Le manager est par définition une personne qui gère une équipe dans un environnement qui bouge

Avis d’experts : Essaid Bellal, DG cabinet Diorh (conseil RH).

Pour progresser, un manager doit se poser des questions, c’est fondamental. Qu’il s’agisse de l’ambiance qui règne au sein de son équipe ou vis-à-vis de lui-même, ce dernier doit savoir se remettre en question, avoir l’humilité nécessaire qui lui permettra de s’améliorer mais aussi de désamorcer un conflit, etc. D’ailleurs, certains signes ne trompent pas. Dans le cas par exemple de démissions en chaîne, un manager ne doit pas hésiter à demander les raisons qui poussent les membres de son équipe à partir, mais également celles qui motivent ses collaborateurs toujours en poste. Si cela arrive de temps en temps, il n’y a rien d’alarmant. En revanche, la fréquence répétée des départs est plutôt un mauvais signe et cela est d’autant plus inquiétant si c’est l’attitude du manager qui est en cause. Ce dernier doit l’interpréter comme un signal d’alarme. En témoigne cet exemple parlant. Lors d’un séminaire sur le leadership, un cadre dirigeant m’a posé la question suivante : «Pourquoi parmi les 10 personnes qui composent mon équipe aucune n’est performante?». Je lui ai alors répondu : «C’est sans doute le 11e homme qui est à revoir».

Cet exemple illustre parfaitement la tendance de certains managers à ne pas se poser les bonnes questions. Ce sont parfois nos propres choix qui ne sont pas les bons, et nous en sommes entièrement responsables. Il faut avoir l’honnêteté de le reconnaître. C’est pourquoi être manager, c’est aussi être capable de choisir les bonnes personnes avec lesquelles on travaille, leur accorder sa confiance, les faire grandir et aussi savoir se séparer d’eux. Le manager est par définition une personne qui gère une équipe dans un environnement qui bouge. Qu’il soit junior ou senior manager, il ne peut donc pas se contenter de se reposer uniquement sur ses acquis. Il doit être en veille permanente dans son domaine, ne pas hésiter à avoir recours à la formation, se documenter sur les techniques de motivation de son équipe, ou encore se rapprocher de cabinets spécialisés pour l’accompagner dans ses problématiques de management.

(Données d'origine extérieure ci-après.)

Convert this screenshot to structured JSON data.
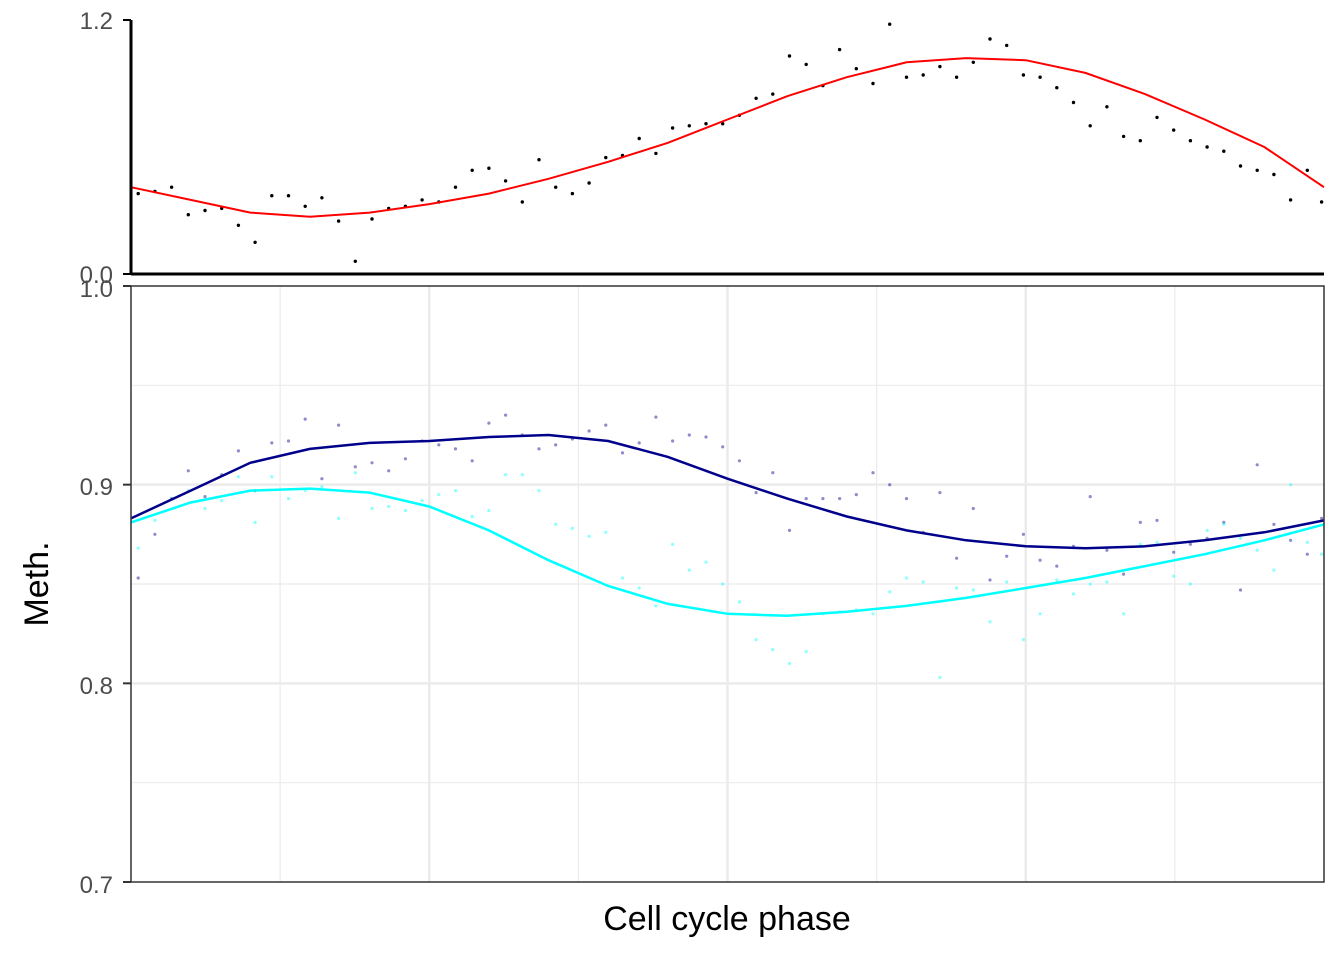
{
  "chart_data": [
    {
      "type": "scatter",
      "title": "",
      "xlabel": "",
      "ylabel": "",
      "xlim": [
        0,
        1
      ],
      "ylim": [
        0,
        1.2
      ],
      "y_ticks": [
        0,
        1.2
      ],
      "y_tick_labels": [
        "0.0",
        "1.2"
      ],
      "grid": false,
      "colors": {
        "points": "#000000",
        "smooth": "#ff0000",
        "axis": "#000000"
      },
      "series": [
        {
          "kind": "points",
          "x": [
            0.006,
            0.02,
            0.034,
            0.048,
            0.062,
            0.076,
            0.09,
            0.104,
            0.118,
            0.132,
            0.146,
            0.16,
            0.174,
            0.188,
            0.202,
            0.216,
            0.23,
            0.244,
            0.258,
            0.272,
            0.286,
            0.3,
            0.314,
            0.328,
            0.342,
            0.356,
            0.37,
            0.384,
            0.398,
            0.412,
            0.426,
            0.44,
            0.454,
            0.468,
            0.482,
            0.496,
            0.51,
            0.524,
            0.538,
            0.552,
            0.566,
            0.58,
            0.594,
            0.608,
            0.622,
            0.636,
            0.65,
            0.664,
            0.678,
            0.692,
            0.706,
            0.72,
            0.734,
            0.748,
            0.762,
            0.776,
            0.79,
            0.804,
            0.818,
            0.832,
            0.846,
            0.86,
            0.874,
            0.888,
            0.902,
            0.916,
            0.93,
            0.944,
            0.958,
            0.972,
            0.986,
            0.998
          ],
          "y": [
            0.38,
            0.39,
            0.41,
            0.28,
            0.3,
            0.31,
            0.23,
            0.15,
            0.37,
            0.37,
            0.32,
            0.36,
            0.25,
            0.06,
            0.26,
            0.31,
            0.32,
            0.35,
            0.34,
            0.41,
            0.49,
            0.5,
            0.44,
            0.34,
            0.54,
            0.41,
            0.38,
            0.43,
            0.55,
            0.56,
            0.64,
            0.57,
            0.69,
            0.7,
            0.71,
            0.71,
            0.75,
            0.83,
            0.85,
            1.03,
            0.99,
            0.89,
            1.06,
            0.97,
            0.9,
            1.18,
            0.93,
            0.94,
            0.98,
            0.93,
            1.0,
            1.11,
            1.08,
            0.94,
            0.93,
            0.88,
            0.81,
            0.7,
            0.79,
            0.65,
            0.63,
            0.74,
            0.68,
            0.63,
            0.6,
            0.58,
            0.51,
            0.49,
            0.47,
            0.35,
            0.49,
            0.34
          ]
        },
        {
          "kind": "smooth",
          "x": [
            0,
            0.05,
            0.1,
            0.15,
            0.2,
            0.25,
            0.3,
            0.35,
            0.4,
            0.45,
            0.5,
            0.55,
            0.6,
            0.65,
            0.7,
            0.75,
            0.8,
            0.85,
            0.9,
            0.95,
            1.0
          ],
          "y": [
            0.41,
            0.35,
            0.29,
            0.27,
            0.29,
            0.33,
            0.38,
            0.45,
            0.53,
            0.62,
            0.73,
            0.84,
            0.93,
            1.0,
            1.02,
            1.01,
            0.95,
            0.85,
            0.73,
            0.6,
            0.41
          ]
        }
      ]
    },
    {
      "type": "scatter",
      "title": "",
      "xlabel": "Cell cycle phase",
      "ylabel": "Meth.",
      "xlim": [
        0,
        1
      ],
      "ylim": [
        0.7,
        1.0
      ],
      "y_ticks": [
        0.7,
        0.8,
        0.9,
        1.0
      ],
      "y_tick_labels": [
        "0.7",
        "0.8",
        "0.9",
        "1.0"
      ],
      "grid": true,
      "colors": {
        "dark": "#00008b",
        "light": "#00ffff",
        "grid": "#ebebeb",
        "panel_border": "#333333"
      },
      "series": [
        {
          "kind": "points",
          "color": "#00008b",
          "x": [
            0.006,
            0.02,
            0.034,
            0.048,
            0.062,
            0.076,
            0.09,
            0.104,
            0.118,
            0.132,
            0.146,
            0.16,
            0.174,
            0.188,
            0.202,
            0.216,
            0.23,
            0.244,
            0.258,
            0.272,
            0.286,
            0.3,
            0.314,
            0.328,
            0.342,
            0.356,
            0.37,
            0.384,
            0.398,
            0.412,
            0.426,
            0.44,
            0.454,
            0.468,
            0.482,
            0.496,
            0.51,
            0.524,
            0.538,
            0.552,
            0.566,
            0.58,
            0.594,
            0.608,
            0.622,
            0.636,
            0.65,
            0.664,
            0.678,
            0.692,
            0.706,
            0.72,
            0.734,
            0.748,
            0.762,
            0.776,
            0.79,
            0.804,
            0.818,
            0.832,
            0.846,
            0.86,
            0.874,
            0.888,
            0.902,
            0.916,
            0.93,
            0.944,
            0.958,
            0.972,
            0.986,
            0.998
          ],
          "y": [
            0.853,
            0.875,
            0.893,
            0.907,
            0.894,
            0.905,
            0.917,
            0.897,
            0.921,
            0.922,
            0.933,
            0.903,
            0.93,
            0.909,
            0.911,
            0.907,
            0.913,
            0.922,
            0.92,
            0.918,
            0.912,
            0.931,
            0.935,
            0.925,
            0.918,
            0.92,
            0.923,
            0.927,
            0.93,
            0.916,
            0.921,
            0.934,
            0.922,
            0.925,
            0.924,
            0.919,
            0.912,
            0.896,
            0.906,
            0.877,
            0.893,
            0.893,
            0.893,
            0.895,
            0.906,
            0.9,
            0.893,
            0.876,
            0.896,
            0.863,
            0.888,
            0.852,
            0.864,
            0.875,
            0.862,
            0.859,
            0.869,
            0.894,
            0.867,
            0.855,
            0.881,
            0.882,
            0.866,
            0.87,
            0.873,
            0.881,
            0.847,
            0.91,
            0.88,
            0.872,
            0.865,
            0.883
          ]
        },
        {
          "kind": "points",
          "color": "#00ffff",
          "x": [
            0.006,
            0.02,
            0.034,
            0.048,
            0.062,
            0.076,
            0.09,
            0.104,
            0.118,
            0.132,
            0.146,
            0.16,
            0.174,
            0.188,
            0.202,
            0.216,
            0.23,
            0.244,
            0.258,
            0.272,
            0.286,
            0.3,
            0.314,
            0.328,
            0.342,
            0.356,
            0.37,
            0.384,
            0.398,
            0.412,
            0.426,
            0.44,
            0.454,
            0.468,
            0.482,
            0.496,
            0.51,
            0.524,
            0.538,
            0.552,
            0.566,
            0.58,
            0.594,
            0.608,
            0.622,
            0.636,
            0.65,
            0.664,
            0.678,
            0.692,
            0.706,
            0.72,
            0.734,
            0.748,
            0.762,
            0.776,
            0.79,
            0.804,
            0.818,
            0.832,
            0.846,
            0.86,
            0.874,
            0.888,
            0.902,
            0.916,
            0.93,
            0.944,
            0.958,
            0.972,
            0.986,
            0.998
          ],
          "y": [
            0.868,
            0.882,
            0.893,
            0.897,
            0.888,
            0.892,
            0.904,
            0.881,
            0.904,
            0.893,
            0.897,
            0.899,
            0.883,
            0.906,
            0.888,
            0.889,
            0.887,
            0.892,
            0.895,
            0.897,
            0.884,
            0.887,
            0.905,
            0.905,
            0.897,
            0.88,
            0.878,
            0.874,
            0.876,
            0.853,
            0.848,
            0.839,
            0.87,
            0.857,
            0.861,
            0.85,
            0.841,
            0.822,
            0.817,
            0.81,
            0.816,
            0.835,
            0.836,
            0.837,
            0.835,
            0.846,
            0.853,
            0.851,
            0.803,
            0.848,
            0.847,
            0.831,
            0.851,
            0.822,
            0.835,
            0.852,
            0.845,
            0.85,
            0.851,
            0.835,
            0.87,
            0.871,
            0.854,
            0.85,
            0.877,
            0.88,
            0.873,
            0.867,
            0.857,
            0.9,
            0.871,
            0.865
          ]
        },
        {
          "kind": "smooth",
          "color": "#00008b",
          "x": [
            0,
            0.05,
            0.1,
            0.15,
            0.2,
            0.25,
            0.3,
            0.35,
            0.4,
            0.45,
            0.5,
            0.55,
            0.6,
            0.65,
            0.7,
            0.75,
            0.8,
            0.85,
            0.9,
            0.95,
            1.0
          ],
          "y": [
            0.883,
            0.897,
            0.911,
            0.918,
            0.921,
            0.922,
            0.924,
            0.925,
            0.922,
            0.914,
            0.903,
            0.893,
            0.884,
            0.877,
            0.872,
            0.869,
            0.868,
            0.869,
            0.872,
            0.876,
            0.882
          ]
        },
        {
          "kind": "smooth",
          "color": "#00ffff",
          "x": [
            0,
            0.05,
            0.1,
            0.15,
            0.2,
            0.25,
            0.3,
            0.35,
            0.4,
            0.45,
            0.5,
            0.55,
            0.6,
            0.65,
            0.7,
            0.75,
            0.8,
            0.85,
            0.9,
            0.95,
            1.0
          ],
          "y": [
            0.881,
            0.891,
            0.897,
            0.898,
            0.896,
            0.889,
            0.877,
            0.862,
            0.849,
            0.84,
            0.835,
            0.834,
            0.836,
            0.839,
            0.843,
            0.848,
            0.853,
            0.859,
            0.865,
            0.872,
            0.88
          ]
        }
      ]
    }
  ]
}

Pour moi, le postulat de base du management est le suivant : un manager doit se focaliser sur lui-même et non pas sur les autres. Il faut qu’il sache faire la part des choses et reconnaître ses défauts, tenir compte de ce qui lui est reproché, savoir se dire «le souci c’est peut-être moi et pas les autres». Mais, parfois, il arrive à certaines personnes qui ont atteint un niveau de responsabilités élevé, de se perdre, de rencontrer des problèmes de management. Il est donc essentiel de procéder par objectif, de définir les différentes étapes et d’établir son propre cahier des charges. Quand on encadre une équipe, et que l’on a l’impression de ne pas faire passer clairement un message à ses collaborateurs, la seule manière d’y arriver est, d’une part, de fixer des objectifs réalistes en fonction des personnes qui composent son équipe, et, d’autre part, de ne pas négliger la dimension individuelle. Il faut être à l’affût, utiliser ses cinq sens voire son sixième sens.

Généralement, quand les gens sont à l’aise, ils se livrent plus facilement. Savoir écouter est le meilleur des diagnostics. Un manager doit également être capable d’observer les changements. Au final, on pourrait dire qu’il n’existe pas de bon ou de mauvais manager.
Tout dépend de l’environnement et des individus. On peut être un excellent manager dans un environnement et très mauvais dans un autre.